Publicado em Categorias Contos, Cultura, Literatura

Por Geraldo Lima

[NO VÃO DO MASP I]

Atravessamos a Paulista de mãos dadas e seguimos em direção ao MASP.  Da calçada até o vão do museu – e daí até a bilheteria – foi um pulo. Pressa desnecessária: àquela hora da manhã, não havia fila ainda. A alegria, no entanto, durou pouco: assim que pedi os dois ingressos, o senhor do outro lado do vidro respondeu que o sistema estava travado. Deve voltar logo, tentou parecer otimista e evitar, talvez, algum princípio de revolta.

Em busca de cumplicidade para a minha frustração, voltei-me para a mulher ao meu lado. Ela, porém, já estava distraída, observando algumas pessoas aglomeradas, de modo meio caótico, lá na outra ponta do museu. A movimentação era intensa. Dava para ver crianças, jovens e adultos migrando incessantemente de um grupo para o outro, aparentemente focados em algo muito importante. Que será aquilo?, perguntei-lhe. Estão trocando figurinhas da Copa, você acredita? Claro que eu acreditava. Mais do que ser “o país do futebol”, éramos, naquele momento, o país-sede da Copa do Mundo, e tudo agora girava em torno desse evento esportivo.

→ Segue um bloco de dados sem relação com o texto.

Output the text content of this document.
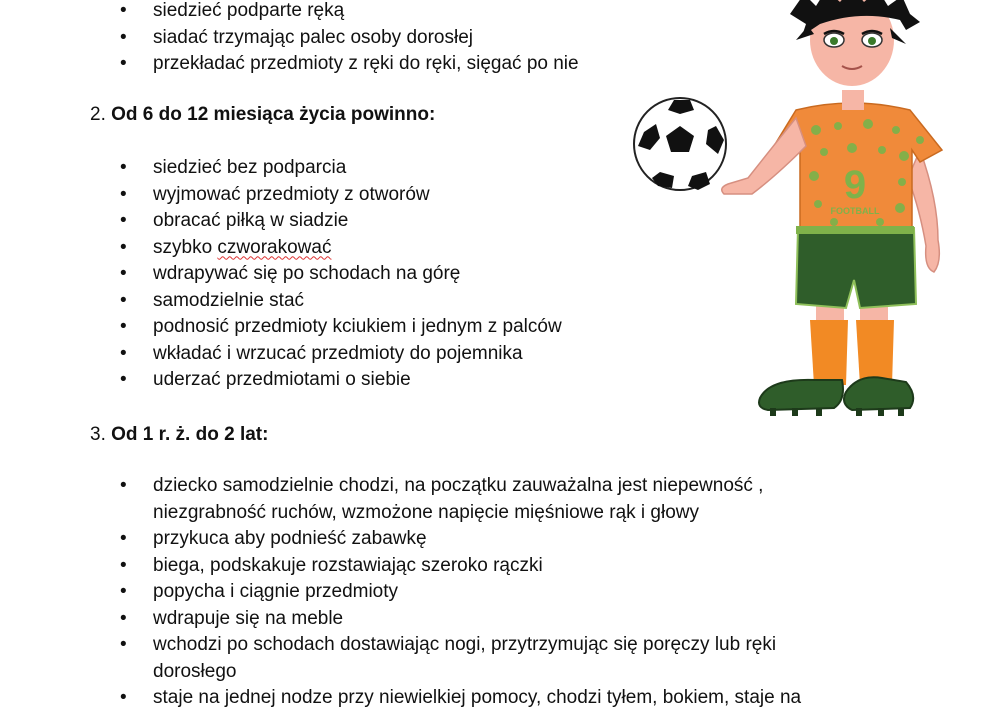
• siedzieć podparte ręką
• siadać trzymając palec osoby dorosłej
• przekładać przedmioty z ręki do ręki, sięgać po nie
2. Od 6 do 12 miesiąca życia powinno:
• siedzieć bez podparcia
• wyjmować przedmioty z otworów
• obracać piłką w siadzie
• szybko czworakować
• wdrapywać się po schodach na górę
• samodzielnie stać
• podnosić przedmioty kciukiem i jednym z palców
• wkładać i wrzucać przedmioty do pojemnika
• uderzać przedmiotami o siebie
3. Od 1 r. ż. do 2 lat:
• dziecko samodzielnie chodzi, na początku zauważalna jest niepewność ,
niezgrabność ruchów, wzmożone napięcie mięśniowe rąk i głowy
• przykuca aby podnieść zabawkę
• biega, podskakuje rozstawiając szeroko rączki
• popycha i ciągnie przedmioty
• wdrapuje się na meble
• wchodzi po schodach dostawiając nogi, przytrzymując się poręczy lub ręki
dorosłego
• staje na jednej nodze przy niewielkiej pomocy, chodzi tyłem, bokiem, staje na
9
FOOTBALL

Lembro-me de ter iniciado, na Copa de 94, um álbum de figurinhas, mas desisti logo em seguida. Não tenho – e creio que nunca terei – a paixão e a persistência que movem os colecionadores. Você coleciona alguma coisa? Não me respondeu: já havia se desinteressado pela agitação dos colecionadores e ouvia um músico de rua que tocava um contrabaixo acústico na calçada. A música chegava fraca ali onde estávamos, mesmo assim era possível distinguir, em meio aos ruídos de carros e vozes humanas, os acordes pulsantes de um jazz. Nem ousei lhe dirigir a palavra naquele momento: mesmo conhecendo pouco ainda da sua pessoa, da sua natureza humana, sabia-a amante da boa música. Era uma mulher sensível e inteligente, isso eu pude perceber tão logo iniciamos a conversa num bar da agitada Vila Madalena.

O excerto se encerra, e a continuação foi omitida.